This post was updated on Feb. 1.
Major U.S. companies are starting to release updates on how well they performed last quarter. The likes of Apple, Facebook and UPS, along with dozens of other businesses, have been rolling out their quarterly earnings reports at a critical time for the U.S. economy.
Nick Bloom, an economics professor at Stanford University, said that after a long expansion, people are now worried about a recession.
"The U.S. has been hit with three punches," Bloom said, pointing to the U.S.-China trade war, the government shutdown and rising interest rates.
"So earnings calls are critical early reads about what American businesses think on the chances of a recession and how, particularly, the end of 2018 was for them," he added.
However, it's important to keep in mind that earnings reports aren't the economy. Many of the largest Wall Street firms make their money abroad, which means the U.S. economy could still be tanking despite their success, Bloom said. What they can give us is a clue to what's going on.
With that in mind, here are some companies that analysts and investors are watching closely and why their performance is significant.
As Caterpillar’s stock tumbles, so does the Dow.
Caterpillar’s fourth-quarter earnings report revealed it made a profit of $2.55 per share compared to the $2.99 that analysts had estimated. This is Caterpillar’s biggest earnings miss in a decade, according to the research firm Bespoke Investment Group.
The report pointed to lower demand in China as the reason for declining sales in the "Asia/Pacific" region.
When Caterpillar reports earnings, analysts and investors especially take notice because it’s considered a bellwether of the global economy. The company makes engines, gas turbines, mining products, locomotives and forestry equipment. Its buyers include construction and engineering firms, so if they’re slowing down, that could mean the global economy is barely “crawling” along.
However, Stephanie Link, head of global equities research at Nuveen, said she thinks the market overreacted. While Caterpillar missed on earnings, revenue exceeded expectations, jumping from $45.5 billion in 2017 to $54.7 billion last year.
The tech giant, which some experts consider a bellwether for the stock market, reported earnings Tuesday of $4.18 per share and $84.3 billion in revenue.
These figures slightly beat expectations that Apple would pull in $4.17 a share and $83.97 billion in revenue.
CEO Tim Cook wrote in a letter earlier this month that the company expected to report about $84 billion in revenue, a decline from the $89 billion to $93 billion it previously expected. That news sent Apple’s shares and the overall market plunging at the time.
Last November, Apple also announced it would no longer disclose its iPhone sales, suggesting that they're not great.
The company has blamed the U.S.-China trade war for weakening sales, with Apple CEO Tim Cook saying, “We believe the economic environment in China has been further impacted by rising trade tensions with the United States.”
Apple sales are part of a series of indicators that suggest China’s economy is slowing down after decades of growth.
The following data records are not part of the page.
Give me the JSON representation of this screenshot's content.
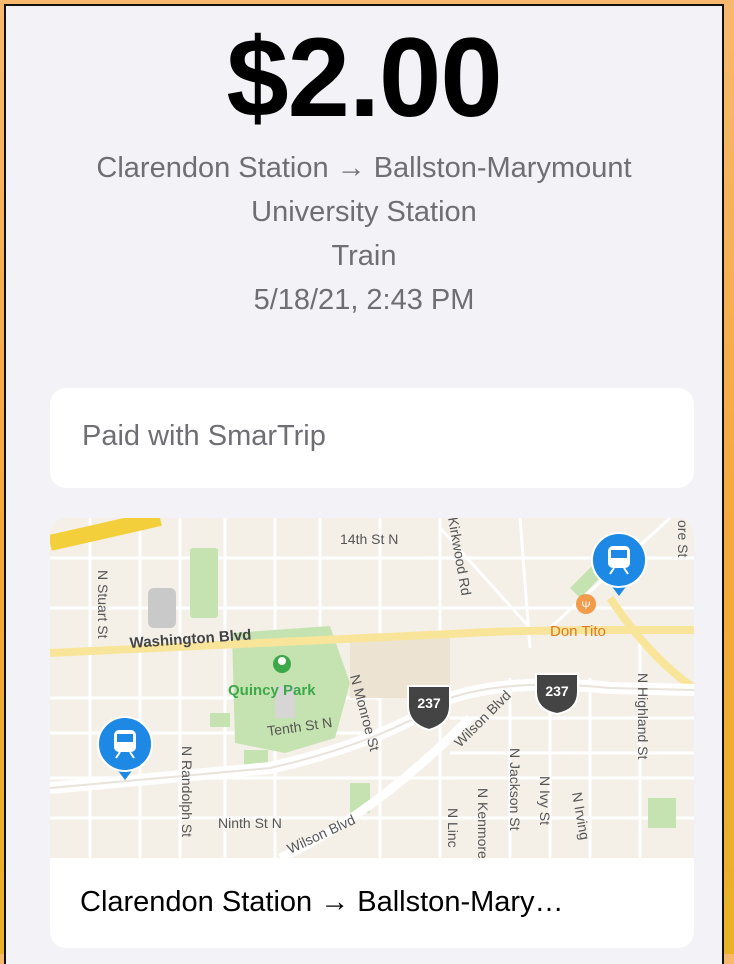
{
  "receipt": {
    "amount": "$2.00",
    "route_line1": "Clarendon Station → Ballston-Marymount",
    "route_line2": "University Station",
    "mode": "Train",
    "datetime": "5/18/21, 2:43 PM"
  },
  "payment": {
    "label": "Paid with SmarTrip"
  },
  "map": {
    "caption": "Clarendon Station → Ballston-Mary…",
    "streets": {
      "washington_blvd": "Washington Blvd",
      "fourteenth": "14th St N",
      "stuart": "N Stuart St",
      "randolph": "N Randolph St",
      "quincy_park": "Quincy Park",
      "tenth": "Tenth St N",
      "monroe": "N Monroe St",
      "ninth": "Ninth St N",
      "wilson1": "Wilson Blvd",
      "wilson2": "Wilson Blvd",
      "kirkwood": "Kirkwood Rd",
      "jackson": "N Jackson St",
      "kenmore": "N Kenmore",
      "lincoln": "N Linc",
      "ivy": "N Ivy St",
      "irving": "N Irving",
      "highland": "N Highland St",
      "glebe": "ore St",
      "don_tito": "Don Tito",
      "route_shield_1": "237",
      "route_shield_2": "237"
    },
    "colors": {
      "transit_pin": "#1e88e5",
      "park": "#c5e3b0",
      "main_road": "#f9e59a",
      "restaurant": "#f29b4a"
    }
  }
}
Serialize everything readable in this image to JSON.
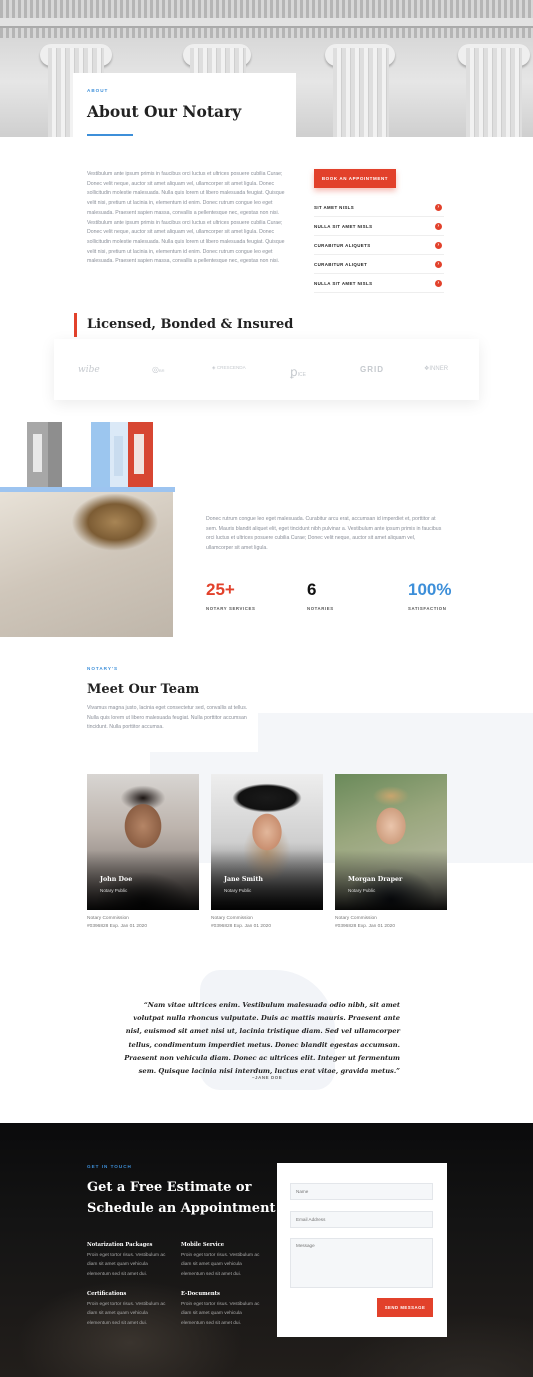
{
  "about": {
    "eyebrow": "ABOUT",
    "title": "About Our Notary",
    "body": "Vestibulum ante ipsum primis in faucibus orci luctus et ultrices posuere cubilia Curae; Donec velit neque, auctor sit amet aliquam vel, ullamcorper sit amet ligula. Donec sollicitudin molestie malesuada. Nulla quis lorem ut libero malesuada feugiat. Quisque velit nisi, pretium ut lacinia in, elementum id enim. Donec rutrum congue leo eget malesuada. Praesent sapien massa, convallis a pellentesque nec, egestas non nisi. Vestibulum ante ipsum primis in faucibus orci luctus et ultrices posuere cubilia Curae; Donec velit neque, auctor sit amet aliquam vel, ullamcorper sit amet ligula. Donec sollicitudin molestie malesuada. Nulla quis lorem ut libero malesuada feugiat. Quisque velit nisi, pretium ut lacinia in, elementum id enim. Donec rutrum congue leo eget malesuada. Praesent sapien massa, convallis a pellentesque nec, egestas non nisi.",
    "book_label": "BOOK AN APPOINTMENT",
    "services": [
      "SIT AMET NISLS",
      "NULLA SIT AMET NISLS",
      "CURABITUR ALIQUETS",
      "CURABITUR ALIQUET",
      "NULLA SIT AMET NISLS"
    ],
    "arrow": "›"
  },
  "licensed": {
    "title": "Licensed, Bonded & Insured",
    "logos": [
      "wibe",
      "BR",
      "CRESCENDA",
      "ICE",
      "GRID",
      "INNER"
    ]
  },
  "stats": {
    "body": "Donec rutrum congue leo eget malesuada. Curabitur arcu erat, accumsan id imperdiet et, porttitor at sem. Mauris blandit aliquet elit, eget tincidunt nibh pulvinar a. Vestibulum ante ipsum primis in faucibus orci luctus et ultrices posuere cubilia Curae; Donec velit neque, auctor sit amet aliquam vel, ullamcorper sit amet ligula.",
    "items": [
      {
        "value": "25+",
        "label": "NOTARY SERVICES",
        "color": "#e2412b"
      },
      {
        "value": "6",
        "label": "NOTARIES",
        "color": "#111111"
      },
      {
        "value": "100%",
        "label": "SATISFACTION",
        "color": "#3d8fd9"
      }
    ]
  },
  "team": {
    "eyebrow": "NOTARY'S",
    "title": "Meet Our Team",
    "body": "Vivamus magna justo, lacinia eget consectetur sed, convallis at tellus. Nulla quis lorem ut libero malesuada feugiat. Nulla porttitor accumsan tincidunt. Nulla porttitor accumsa.",
    "members": [
      {
        "name": "John Doe",
        "role": "Notary Public",
        "comm1": "Notary Commission",
        "comm2": "#0396828 Exp. Jan 01 2020"
      },
      {
        "name": "Jane Smith",
        "role": "Notary Public",
        "comm1": "Notary Commission",
        "comm2": "#0396828 Exp. Jan 01 2020"
      },
      {
        "name": "Morgan Draper",
        "role": "Notary Public",
        "comm1": "Notary Commission",
        "comm2": "#0396828 Exp. Jan 01 2020"
      }
    ]
  },
  "quote": {
    "text": "“Nam vitae ultrices enim. Vestibulum malesuada odio nibh, sit amet volutpat nulla rhoncus vulputate. Duis ac mattis mauris. Praesent ante nisl, euismod sit amet nisi ut, lacinia tristique diam. Sed vel ullamcorper tellus, condimentum imperdiet metus. Donec blandit egestas accumsan. Praesent non vehicula diam. Donec ac ultrices elit. Integer ut fermentum sem. Quisque lacinia nisi interdum, luctus erat vitae, gravida metus.”",
    "author": "–JANE DOE"
  },
  "contact": {
    "eyebrow": "GET IN TOUCH",
    "title": "Get a Free Estimate or Schedule an Appointment",
    "blocks": [
      {
        "title": "Notarization Packages",
        "text": "Proin eget tortor risus. Vestibulum ac diam sit amet quam vehicula elementum sed sit amet dui."
      },
      {
        "title": "Mobile Service",
        "text": "Proin eget tortor risus. Vestibulum ac diam sit amet quam vehicula elementum sed sit amet dui."
      },
      {
        "title": "Certifications",
        "text": "Proin eget tortor risus. Vestibulum ac diam sit amet quam vehicula elementum sed sit amet dui."
      },
      {
        "title": "E-Documents",
        "text": "Proin eget tortor risus. Vestibulum ac diam sit amet quam vehicula elementum sed sit amet dui."
      }
    ],
    "form": {
      "name_placeholder": "Name",
      "email_placeholder": "Email Address",
      "message_placeholder": "Message",
      "send_label": "SEND MESSAGE"
    }
  },
  "colors": {
    "accent": "#e2412b",
    "blue": "#3d8fd9",
    "dark": "#111111"
  }
}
Facebook is another major tech company that's considered a bellwether for the stock market. After a year mired in data scandals, the social media platform beat expectations and posted record profits. It raked in about $6.9 billion at $2.38 per share, while analysts had expected earnings to be $2.18.
Its earnings per share during this same period last year were $1.44.
In early 2018, there were revelations that the data firm Cambridge Analytica harvested information from Facebook users to target voters during the 2016 presidential election. And later in the year, a New York Times report showed it gave companies like Amazon greater access to user data than it had disclosed.
"Facebook has been the poster child of the data breach and the data security concerns," Bloom of Stanford said. "They are very much in the spotlight. Concerns about Facebook have, of course, impacted all other high-tech firms."
On Wednesday, the fast food giant reported earnings that beat expectations. It ended up pulling in revenue of $5.163 billion, compared to the $5.162 billion figure that Wall Street had predicted.
However, its revenue is down from the $5.37 billion it raked in during the third quarter of last year.
McDonald's performance can give us a clue about consumer confidence, said Link of Nuveen.
She pointed out that we have lower gas prices, wages that are gradually rising and unemployment that is at record levels.
"I think the consumer that goes to McDonald’s certainly benefits from all of these metrics," Link said. "If they miss on earnings or same-store sales, it'll be a big question mark for investors about the consumer: Is the consumer pulling back because of big-picture, macro issues?"
Link added, "The interesting thing about McDonald’s is it's more than just a consumer story. It’s also about what the company is doing to restructure themselves."
The company has invested heavily in technology, renovating its stores by adding kiosks and digital menu boards.
The package delivery company had a strong earnings report for the fourth quarter, which it released Thursday. Revenue hit $19.8 billion, while earnings per share were $1.94 — more than the $1.91 some analysts had estimated.
It's also a jump from its earnings per share from the same time last year, which was $1.67.
UPS' success is considered a good sign for the economy, because it indicates companies are making and selling more products.
“When there's a lot of economic activity, when consumers are out buying things, they're going to benefit from that. The better the economy, the more things move, and that helps companies like UPS,” Mark Zandi, chief economist at Moody’s Analytics, told Marketplace.